In Building Forward Fairer: Women’s rights to work and at work at the core of the COVID-19 recovery, the International Labour Organization (ILO) highlights that between 2019 and 2020, women’s employment declined by 4.2 per cent globally, representing 54 million jobs, while men suffered a three per cent decline, or 60 million jobs. 

This means that there will be 13 million fewer women in employment this year compared to 2019, but the number of men in work will likely recover to levels seen two years ago. 

This means that only 43 per cent of the world’s working-age women will be employed in 2021, compared to 69 per cent of their male counterparts. 

The ILO paper suggests that women have seen disproportionate job and income losses because they are over-represented in the sectors hit hardest by lockdowns, such as accommodation, food services and manufacturing. 

Regional differences 

Not all regions have been affected in the same way. For example, the study revealed that women’s employment was hit hardest in the Americas, falling by more than nine per cent.  

This was followed by the Arab States at just over four per cent, then Asia-Pacific at 3.8 per cent, Europe at 2.5 per cent and Central Asia at 1.9 per cent. 

In Africa, men’s employment dropped by just 0.1 per cent between 2019 and 2020, while women’s employment decreased by 1.9 per cent. 

Mitigation efforts 

Throughout the pandemic, women faired considerably better in countries that took measures to prevent them from losing their jobs and allowed them to get back into the workforce as early as possible. 

In Chile and Colombia, for example, wage subsidies were applied to new hires, with higher subsidy rates for women.  

And Colombia and Senegal were among those nations which created or strengthened support for women entrepreneurs.  

Meanwhile, in Mexico and Kenya quotas were established to guarantee that women benefited from public employment programmes. 

Building forward 

To address these imbalances, gender-responsive strategies must be at the core of recovery efforts, says the agency. 

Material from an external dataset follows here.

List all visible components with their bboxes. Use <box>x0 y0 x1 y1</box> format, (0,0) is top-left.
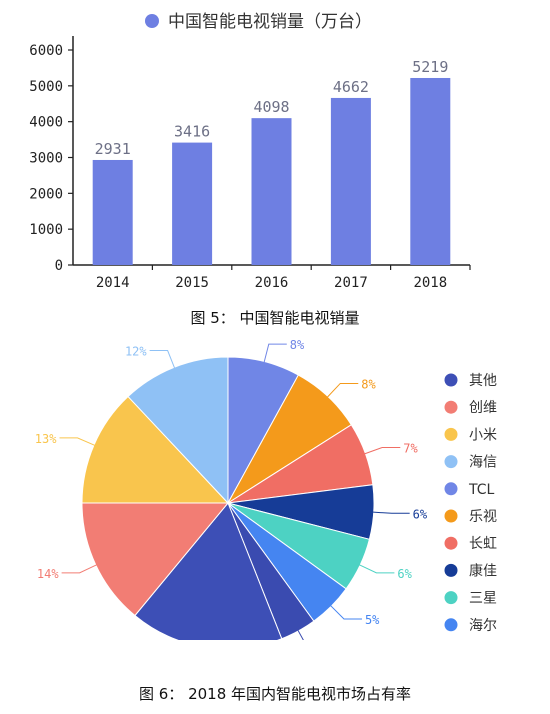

It is essential to invest in the care economy because the health, social work and education sectors are important job generators, especially for women, according to ILO. 

Moreover, care leave policies and flexible working arrangements can also encourage a more even division of work at home between women and men. 

The current gender gap can also be tackled by working towards universal access to comprehensive, adequate and sustainable social protection. 

Promoting equal pay for work of equal value is also a potentially decisive and important step. 

Domestic violence and work-related gender-based violence and harassment has worsened during the pandemic – further undermining women’s ability to be in the workforce – and the report highlights the need to eliminate the scourge immediately. 

Promoting women’s participation in decision-making bodies, and more effective social dialogue, would also make a major difference, said ILO.